The installation took place over two days. Appropriate shut-offs and by-passes were installed between the old and new systems. Since the existing plumbing had a recirculating system for hot water, we decided to install a five-gallon electric hot water heater to coordinate with the recirculating system. Recirculating systems are designed to reduce potable water waste by reducing the time (and amount of water) before hot water reaches an open faucet. Thus, they save water at the cost of additional energy use. However, in Utah, water is a fairly precious commodity.

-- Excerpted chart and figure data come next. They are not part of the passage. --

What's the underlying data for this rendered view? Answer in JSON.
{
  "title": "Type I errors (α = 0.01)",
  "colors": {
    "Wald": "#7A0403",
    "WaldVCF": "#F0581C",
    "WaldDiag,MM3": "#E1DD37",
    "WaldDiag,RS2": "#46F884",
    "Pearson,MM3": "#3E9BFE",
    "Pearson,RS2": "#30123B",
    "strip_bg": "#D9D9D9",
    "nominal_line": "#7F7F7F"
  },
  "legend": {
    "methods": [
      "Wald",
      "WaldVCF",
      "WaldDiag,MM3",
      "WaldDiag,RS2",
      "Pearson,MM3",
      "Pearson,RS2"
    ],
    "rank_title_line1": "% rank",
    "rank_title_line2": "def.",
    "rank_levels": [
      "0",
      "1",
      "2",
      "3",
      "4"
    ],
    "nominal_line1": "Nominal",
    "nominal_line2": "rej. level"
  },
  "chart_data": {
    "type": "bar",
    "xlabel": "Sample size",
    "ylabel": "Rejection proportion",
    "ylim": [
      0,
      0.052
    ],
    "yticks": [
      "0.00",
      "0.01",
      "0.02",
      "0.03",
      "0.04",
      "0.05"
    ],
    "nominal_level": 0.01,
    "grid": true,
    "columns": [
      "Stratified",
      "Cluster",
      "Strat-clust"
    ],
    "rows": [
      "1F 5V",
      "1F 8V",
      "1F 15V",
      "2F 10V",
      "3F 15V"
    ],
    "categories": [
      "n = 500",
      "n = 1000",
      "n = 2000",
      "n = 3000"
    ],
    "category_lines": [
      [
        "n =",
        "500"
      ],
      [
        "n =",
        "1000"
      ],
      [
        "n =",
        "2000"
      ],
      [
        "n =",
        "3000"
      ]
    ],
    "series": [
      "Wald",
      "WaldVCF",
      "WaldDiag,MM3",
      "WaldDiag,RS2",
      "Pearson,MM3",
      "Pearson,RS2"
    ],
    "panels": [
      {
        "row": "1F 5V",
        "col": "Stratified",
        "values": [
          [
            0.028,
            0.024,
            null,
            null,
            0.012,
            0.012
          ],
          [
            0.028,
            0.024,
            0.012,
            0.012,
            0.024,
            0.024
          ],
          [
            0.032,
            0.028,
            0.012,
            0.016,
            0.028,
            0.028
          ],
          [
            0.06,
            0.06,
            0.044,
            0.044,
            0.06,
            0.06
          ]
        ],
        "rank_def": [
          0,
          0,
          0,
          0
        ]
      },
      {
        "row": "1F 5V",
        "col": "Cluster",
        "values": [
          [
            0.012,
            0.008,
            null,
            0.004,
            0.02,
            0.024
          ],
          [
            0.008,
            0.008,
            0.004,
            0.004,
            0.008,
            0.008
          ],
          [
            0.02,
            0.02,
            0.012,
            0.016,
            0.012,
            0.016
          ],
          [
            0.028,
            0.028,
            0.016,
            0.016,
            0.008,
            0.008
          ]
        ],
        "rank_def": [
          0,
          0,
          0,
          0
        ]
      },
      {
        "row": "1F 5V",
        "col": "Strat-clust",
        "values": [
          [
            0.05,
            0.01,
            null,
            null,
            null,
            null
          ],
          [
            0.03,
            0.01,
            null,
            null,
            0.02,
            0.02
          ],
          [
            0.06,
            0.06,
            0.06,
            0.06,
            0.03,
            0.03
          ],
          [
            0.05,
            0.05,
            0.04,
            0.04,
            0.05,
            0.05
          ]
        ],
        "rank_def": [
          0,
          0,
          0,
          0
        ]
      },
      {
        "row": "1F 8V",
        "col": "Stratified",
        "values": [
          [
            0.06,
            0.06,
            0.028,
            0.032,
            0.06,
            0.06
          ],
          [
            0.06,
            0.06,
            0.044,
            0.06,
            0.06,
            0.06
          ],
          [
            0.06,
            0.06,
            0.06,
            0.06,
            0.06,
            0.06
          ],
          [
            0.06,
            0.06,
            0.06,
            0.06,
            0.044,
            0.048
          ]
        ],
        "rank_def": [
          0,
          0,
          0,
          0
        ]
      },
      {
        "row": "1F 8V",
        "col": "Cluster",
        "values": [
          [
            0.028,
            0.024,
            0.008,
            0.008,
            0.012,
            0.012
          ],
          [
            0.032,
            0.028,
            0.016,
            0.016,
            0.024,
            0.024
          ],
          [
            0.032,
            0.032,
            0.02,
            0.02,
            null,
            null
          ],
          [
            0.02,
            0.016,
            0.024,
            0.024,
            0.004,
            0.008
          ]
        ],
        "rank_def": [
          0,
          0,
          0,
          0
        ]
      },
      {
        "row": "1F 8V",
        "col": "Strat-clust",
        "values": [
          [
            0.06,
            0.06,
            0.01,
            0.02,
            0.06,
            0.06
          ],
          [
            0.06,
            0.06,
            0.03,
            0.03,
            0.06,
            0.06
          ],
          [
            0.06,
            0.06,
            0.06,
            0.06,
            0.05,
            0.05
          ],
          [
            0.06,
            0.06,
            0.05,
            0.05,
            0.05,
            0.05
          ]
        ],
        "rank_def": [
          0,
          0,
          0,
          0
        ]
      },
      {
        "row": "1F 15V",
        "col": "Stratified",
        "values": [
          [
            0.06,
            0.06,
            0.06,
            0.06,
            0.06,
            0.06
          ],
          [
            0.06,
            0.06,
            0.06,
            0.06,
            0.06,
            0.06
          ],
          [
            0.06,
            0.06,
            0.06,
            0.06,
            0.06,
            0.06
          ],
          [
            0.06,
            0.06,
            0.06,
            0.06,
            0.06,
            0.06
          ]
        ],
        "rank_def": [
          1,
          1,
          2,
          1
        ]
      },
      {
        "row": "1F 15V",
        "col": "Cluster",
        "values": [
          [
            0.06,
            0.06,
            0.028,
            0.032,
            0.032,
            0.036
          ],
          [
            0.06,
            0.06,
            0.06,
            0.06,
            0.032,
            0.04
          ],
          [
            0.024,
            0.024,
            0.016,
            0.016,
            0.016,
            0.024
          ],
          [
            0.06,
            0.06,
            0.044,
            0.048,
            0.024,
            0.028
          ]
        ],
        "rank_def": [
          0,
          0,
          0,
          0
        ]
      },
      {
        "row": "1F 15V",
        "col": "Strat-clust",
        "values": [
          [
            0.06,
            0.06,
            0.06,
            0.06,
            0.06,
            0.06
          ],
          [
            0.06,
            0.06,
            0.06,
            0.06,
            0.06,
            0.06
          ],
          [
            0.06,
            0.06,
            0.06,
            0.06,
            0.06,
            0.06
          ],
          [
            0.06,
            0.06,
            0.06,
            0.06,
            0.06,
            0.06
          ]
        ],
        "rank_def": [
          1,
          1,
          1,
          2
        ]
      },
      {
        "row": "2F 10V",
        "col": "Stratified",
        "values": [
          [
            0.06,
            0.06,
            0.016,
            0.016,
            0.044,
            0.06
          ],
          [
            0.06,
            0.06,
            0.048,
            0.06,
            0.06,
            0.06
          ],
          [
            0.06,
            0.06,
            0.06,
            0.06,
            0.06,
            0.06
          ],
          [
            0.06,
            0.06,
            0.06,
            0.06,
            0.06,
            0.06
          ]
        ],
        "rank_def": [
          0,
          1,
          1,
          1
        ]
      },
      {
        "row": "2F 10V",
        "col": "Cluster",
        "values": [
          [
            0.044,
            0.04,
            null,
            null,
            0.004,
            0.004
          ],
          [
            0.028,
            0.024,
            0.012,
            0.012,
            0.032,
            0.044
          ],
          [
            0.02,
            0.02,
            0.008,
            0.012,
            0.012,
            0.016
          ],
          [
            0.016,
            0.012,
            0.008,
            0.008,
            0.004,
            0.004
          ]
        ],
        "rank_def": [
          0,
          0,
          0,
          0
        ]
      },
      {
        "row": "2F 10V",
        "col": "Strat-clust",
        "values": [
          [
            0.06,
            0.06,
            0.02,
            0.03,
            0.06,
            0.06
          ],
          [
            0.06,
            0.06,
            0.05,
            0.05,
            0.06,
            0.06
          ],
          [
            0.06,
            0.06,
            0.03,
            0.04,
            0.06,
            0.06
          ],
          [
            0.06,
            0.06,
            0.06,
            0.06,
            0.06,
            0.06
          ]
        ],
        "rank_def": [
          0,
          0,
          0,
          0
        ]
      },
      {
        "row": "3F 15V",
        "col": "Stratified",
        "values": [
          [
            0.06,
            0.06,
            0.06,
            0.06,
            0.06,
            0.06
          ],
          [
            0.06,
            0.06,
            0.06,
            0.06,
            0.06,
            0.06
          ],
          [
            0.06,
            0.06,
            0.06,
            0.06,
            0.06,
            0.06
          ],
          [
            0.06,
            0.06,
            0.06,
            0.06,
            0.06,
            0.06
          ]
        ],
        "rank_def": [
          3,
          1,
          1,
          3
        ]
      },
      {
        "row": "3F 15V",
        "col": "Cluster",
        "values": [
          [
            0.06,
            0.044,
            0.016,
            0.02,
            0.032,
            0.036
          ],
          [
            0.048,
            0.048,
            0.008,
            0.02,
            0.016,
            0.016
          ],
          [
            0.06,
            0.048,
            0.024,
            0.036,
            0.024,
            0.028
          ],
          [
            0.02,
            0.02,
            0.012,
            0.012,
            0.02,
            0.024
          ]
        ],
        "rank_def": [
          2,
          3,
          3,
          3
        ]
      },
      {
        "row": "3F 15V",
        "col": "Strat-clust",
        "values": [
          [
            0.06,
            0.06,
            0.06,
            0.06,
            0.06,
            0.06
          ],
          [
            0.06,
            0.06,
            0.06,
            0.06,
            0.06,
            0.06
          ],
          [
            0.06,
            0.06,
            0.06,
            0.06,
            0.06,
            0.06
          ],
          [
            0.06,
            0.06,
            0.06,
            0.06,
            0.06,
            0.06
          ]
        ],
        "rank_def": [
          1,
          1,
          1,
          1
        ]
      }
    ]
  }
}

We remained skeptical until we turned the by-pass valve and tested the new system by turning on all the showers and sinks. After 10 minutes the water was still as hot as at the beginning. With the traditional tank-based water heater system, when four or more showers were running at once, the temperature of the water started to fall within a few minutes. The water remained so hot during our post-installation test that we lowered the digital setting for the two TWH units.
In the process of saving money and reducing our carbon emissions, we also gained a considerable amount of space. The tandem TWH system we installed takes no floor space, compared to the three feet by eight feet of floor space that our traditional system occupied.